A diferencia de lo que podrían creer hoy algunos desprevenidos «cultores», entre ellos los ya comunes fabricantes de cápsulas de «aleccionadores conocimientos» para consumidores de hilos en redes sociales a partir de resúmenes sin contexto y leyendas urbanas, a Hannah Arendt —cuya figura, al igual que la mayor parte de su obra, admiro profundamente— no la rodeaba una homogénea aura de aceptación y admiración universales cuando murió¹, pues a la sazón estaban aún humeantes las ascuas del incendio desencadenado por su tesis de las supuestas irreflexión e inconsciencia en la comisión del mal que amenazó con arrojarla, junto con sus extraordinarias contribuciones previas, al abismo del descrédito y del desprecio.

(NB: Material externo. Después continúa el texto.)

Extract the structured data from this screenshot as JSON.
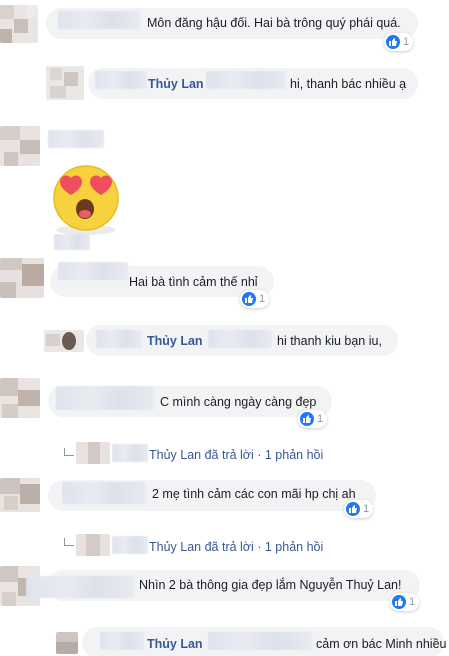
{
  "comments": [
    {
      "text": "Môn đăng hậu đối. Hai bà trông quý phái quá.",
      "likes": "1"
    },
    {
      "author": "Thủy Lan",
      "text": "hi, thanh bác nhiều ạ"
    },
    {
      "sticker": "heart-eyes-emoji"
    },
    {
      "text": "Hai bà tình cảm thế nhỉ",
      "likes": "1"
    },
    {
      "author": "Thủy Lan",
      "text": "hi thanh kiu bạn iu,"
    },
    {
      "text": "C mình càng ngày càng đẹp",
      "likes": "1",
      "reply_summary": "Thủy Lan đã trả lời · 1 phản hồi"
    },
    {
      "text": "2 mẹ tình cảm các con mãi hp chị ah",
      "likes": "1",
      "reply_summary": "Thủy Lan đã trả lời · 1 phản hồi"
    },
    {
      "text": "Nhìn 2 bà thông gia đẹp lắm Nguyễn Thuỷ Lan!",
      "likes": "1"
    },
    {
      "author": "Thủy Lan",
      "text": "cảm ơn bác Minh nhiều ạ"
    }
  ],
  "icons": {
    "like": "like-icon",
    "reply": "reply-arrow-icon",
    "sticker": "heart-eyes-emoji"
  },
  "colors": {
    "bubble": "#f2f3f5",
    "author": "#365899",
    "like": "#2078f4"
  }
}
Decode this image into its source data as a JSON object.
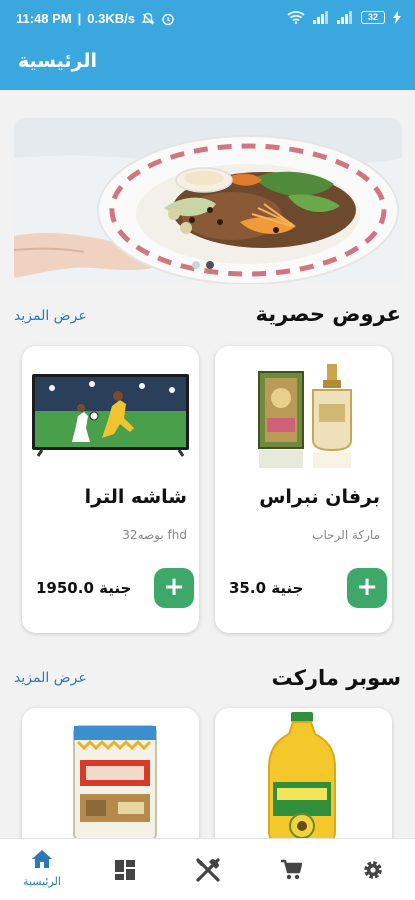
{
  "status": {
    "time": "11:48 PM",
    "speed": "0.3KB/s",
    "battery": "32"
  },
  "appbar": {
    "title": "الرئيسية"
  },
  "banner": {
    "slide_count": 2,
    "active_slide": 2
  },
  "exclusive": {
    "title": "عروض حصرية",
    "see_more": "عرض المزيد",
    "products": [
      {
        "name": "برفان نبراس",
        "subtitle": "ماركة الرحاب",
        "price": "35.0 جنية",
        "add_label": "+"
      },
      {
        "name": "شاشه الترا",
        "subtitle": "32بوصه fhd",
        "price": "1950.0 جنية",
        "add_label": "+"
      }
    ]
  },
  "supermarket": {
    "title": "سوبر ماركت",
    "see_more": "عرض المزيد",
    "products": [
      {
        "product": "sunflower-oil-bottle"
      },
      {
        "product": "rawak-ghee-tin"
      }
    ]
  },
  "bottom_nav": {
    "items": [
      {
        "icon": "home-icon",
        "label": "الرئيسية",
        "active": true
      },
      {
        "icon": "categories-icon",
        "label": "",
        "active": false
      },
      {
        "icon": "restaurant-icon",
        "label": "",
        "active": false
      },
      {
        "icon": "cart-icon",
        "label": "",
        "active": false
      },
      {
        "icon": "settings-icon",
        "label": "",
        "active": false
      }
    ]
  },
  "colors": {
    "primary": "#3aa8de",
    "link": "#2a79b8",
    "add_button": "#3da86a",
    "background": "#f2f2f2"
  }
}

El adjetivo «temerario» no da cuenta de la enormidad del despropósito que no solo constituyó lo aparentemente tajante en tal planteamiento, sino también el propio proceder que condujo a este, ya que muy lejos estuvo Arendt de contar con lo necesario para erigirse en «juez» de los criminales arcanos de la mente por no ser ella, esa descollante filósofa, una experta en neurociencias y ciencias del comportamiento en general, y por el claro sesgo con el cual abordó un asunto que en su caso fue más bien la búsqueda de cierto grado de justificación del mal vinculada a sus propios afectos. Pero ¿acaso los intentos de la humanidad por explicarlo no han seguido ese mismo camino con bastante frecuencia?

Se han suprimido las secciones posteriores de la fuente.